I apologize for conflating the security officer’s mistaken interpretation of the judge’s orders with the court’s actual ruling. Based on the man’s statements, it seemed reasonable to assume that he was speaking on behalf of the court.
In my defense, nothing like this had ever happened to me in the course of my career, which is now approaching the 13-year mark. But according to David Cuillier, an associate professor of journalism at the University of Arizona, my experience is far from unique.
“Unfortunately, this is all too common,” he said in an email message. “I suspect it is usually because court employees just don’t understand the law very well (ironically) and tend to wing it.”

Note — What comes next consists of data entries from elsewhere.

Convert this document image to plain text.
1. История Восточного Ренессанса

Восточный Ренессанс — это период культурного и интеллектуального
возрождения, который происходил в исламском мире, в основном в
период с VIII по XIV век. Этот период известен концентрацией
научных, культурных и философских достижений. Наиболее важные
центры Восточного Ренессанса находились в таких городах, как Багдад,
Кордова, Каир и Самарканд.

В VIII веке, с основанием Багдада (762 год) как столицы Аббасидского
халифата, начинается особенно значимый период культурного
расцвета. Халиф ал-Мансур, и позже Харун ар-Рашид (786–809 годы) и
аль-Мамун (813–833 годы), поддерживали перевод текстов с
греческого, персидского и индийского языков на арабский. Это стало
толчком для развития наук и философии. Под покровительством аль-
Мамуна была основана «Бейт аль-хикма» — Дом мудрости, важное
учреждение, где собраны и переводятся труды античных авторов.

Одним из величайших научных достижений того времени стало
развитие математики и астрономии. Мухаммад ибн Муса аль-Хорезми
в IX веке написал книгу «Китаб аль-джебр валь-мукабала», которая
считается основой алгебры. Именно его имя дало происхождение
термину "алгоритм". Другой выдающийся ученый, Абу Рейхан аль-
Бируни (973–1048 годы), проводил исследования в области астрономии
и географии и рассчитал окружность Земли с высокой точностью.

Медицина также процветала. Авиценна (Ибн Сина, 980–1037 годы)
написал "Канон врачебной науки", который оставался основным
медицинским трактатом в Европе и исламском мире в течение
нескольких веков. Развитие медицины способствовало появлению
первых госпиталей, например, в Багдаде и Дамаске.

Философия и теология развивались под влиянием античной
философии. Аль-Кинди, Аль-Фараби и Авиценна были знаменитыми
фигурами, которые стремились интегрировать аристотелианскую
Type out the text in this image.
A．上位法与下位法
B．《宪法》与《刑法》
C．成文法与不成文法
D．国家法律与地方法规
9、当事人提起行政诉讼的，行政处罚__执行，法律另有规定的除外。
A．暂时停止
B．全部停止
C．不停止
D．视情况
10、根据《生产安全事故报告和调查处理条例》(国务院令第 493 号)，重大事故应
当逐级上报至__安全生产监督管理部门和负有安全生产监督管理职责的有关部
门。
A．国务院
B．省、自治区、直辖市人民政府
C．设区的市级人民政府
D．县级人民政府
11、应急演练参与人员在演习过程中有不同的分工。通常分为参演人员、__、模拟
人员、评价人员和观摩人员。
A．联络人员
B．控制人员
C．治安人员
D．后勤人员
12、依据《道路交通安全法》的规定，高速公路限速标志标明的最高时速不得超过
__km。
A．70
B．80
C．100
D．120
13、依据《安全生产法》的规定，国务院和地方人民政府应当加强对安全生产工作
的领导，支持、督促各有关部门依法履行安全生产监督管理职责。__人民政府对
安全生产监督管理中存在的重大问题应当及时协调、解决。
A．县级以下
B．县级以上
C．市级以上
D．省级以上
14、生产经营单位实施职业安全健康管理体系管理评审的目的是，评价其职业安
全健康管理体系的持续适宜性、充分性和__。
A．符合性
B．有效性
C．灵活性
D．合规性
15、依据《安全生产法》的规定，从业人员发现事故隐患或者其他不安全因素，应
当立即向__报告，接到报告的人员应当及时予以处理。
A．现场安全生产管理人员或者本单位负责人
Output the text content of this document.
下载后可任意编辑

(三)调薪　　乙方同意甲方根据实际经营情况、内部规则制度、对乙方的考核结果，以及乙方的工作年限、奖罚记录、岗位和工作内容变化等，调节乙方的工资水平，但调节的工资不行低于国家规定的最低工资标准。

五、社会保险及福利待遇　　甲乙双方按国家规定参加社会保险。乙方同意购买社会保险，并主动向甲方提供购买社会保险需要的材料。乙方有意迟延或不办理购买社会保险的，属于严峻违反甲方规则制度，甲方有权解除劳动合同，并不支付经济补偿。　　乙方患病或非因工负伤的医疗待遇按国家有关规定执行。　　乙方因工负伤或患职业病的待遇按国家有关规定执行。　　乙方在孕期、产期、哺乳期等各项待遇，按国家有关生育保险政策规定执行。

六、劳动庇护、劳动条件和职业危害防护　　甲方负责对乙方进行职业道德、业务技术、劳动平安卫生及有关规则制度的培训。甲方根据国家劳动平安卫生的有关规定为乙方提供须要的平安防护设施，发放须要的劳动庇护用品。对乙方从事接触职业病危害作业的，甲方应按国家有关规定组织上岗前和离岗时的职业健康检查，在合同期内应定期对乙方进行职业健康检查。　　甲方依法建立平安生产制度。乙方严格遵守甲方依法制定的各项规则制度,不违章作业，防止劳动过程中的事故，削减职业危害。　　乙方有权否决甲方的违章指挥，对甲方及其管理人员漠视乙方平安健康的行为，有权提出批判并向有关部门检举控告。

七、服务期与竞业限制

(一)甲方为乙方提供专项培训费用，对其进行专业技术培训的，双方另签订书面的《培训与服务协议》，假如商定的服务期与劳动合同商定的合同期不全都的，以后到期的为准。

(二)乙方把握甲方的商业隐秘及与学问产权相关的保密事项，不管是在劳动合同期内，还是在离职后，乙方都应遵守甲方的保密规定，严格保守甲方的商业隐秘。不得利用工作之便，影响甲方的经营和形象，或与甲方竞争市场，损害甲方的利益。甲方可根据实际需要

Just a day or so before I contacted him, Professor Cuillier heard from a neighbor who called his local courthouse to ask about a particular sentencing. The courthouse employee who answered the phone mistakenly told the caller that the information he requested was private.
Ultimately, the man was able to review the information he was seeking, but he never could figure out why the employee would say something so off base.
“I figure it was a case of winging it,” Cuillier said.
On the other end of the country, a Pennsylvania court denied a reporter access to the voir dire process during the Scott Ritter trial. The former United Nations weapons inspector was later convicted of sexual solicitation-related charges.
In that case, the court administrator confidently asserted that the court had the right to keep the Pocono Record away from the proceedings.
That same administrator later assured the newspaper’s readers that judges will make every attempt within reason to accommodate the public, chalking her earlier decision up to a “misunderstanding of procedure.”
There are other instances where judges or court employees have tried to limit public access.
However, in the three years since the U.S. Supreme Court issued its ruling in Presley v. Georgia, it’s growing harder for them to get away with it.
The landmark case involved a convicted cocaine trafficker who appealed the jury’s verdict on the grounds that the court improperly excluded his uncle during voir dire. The Supreme Court ruled that a defendant’s Sixth Amendment right to a public trial extends to the jury-screening process.
Since that ruling, more and more courts are taking notice of the law.
For instance, when a Ventura County Star reporter in California wrote that he’d been excluded twice in the course of a three-month period, a judge in that jurisdiction assured him that it wouldn’t happen again.
Courts elsewhere have a good reason to ensure that it doesn’t happen in their jurisdictions. Most seasoned observers, including the late Chief Supreme Court Justice Warren Burger, would tell you that experiences like mine do undermine the public’s confidence in the judicial system.
I applaud Judge Swift for working to address the issue, and like her, I would encourage my fellow citizens to drop by any courtroom in the district and observe the process at work.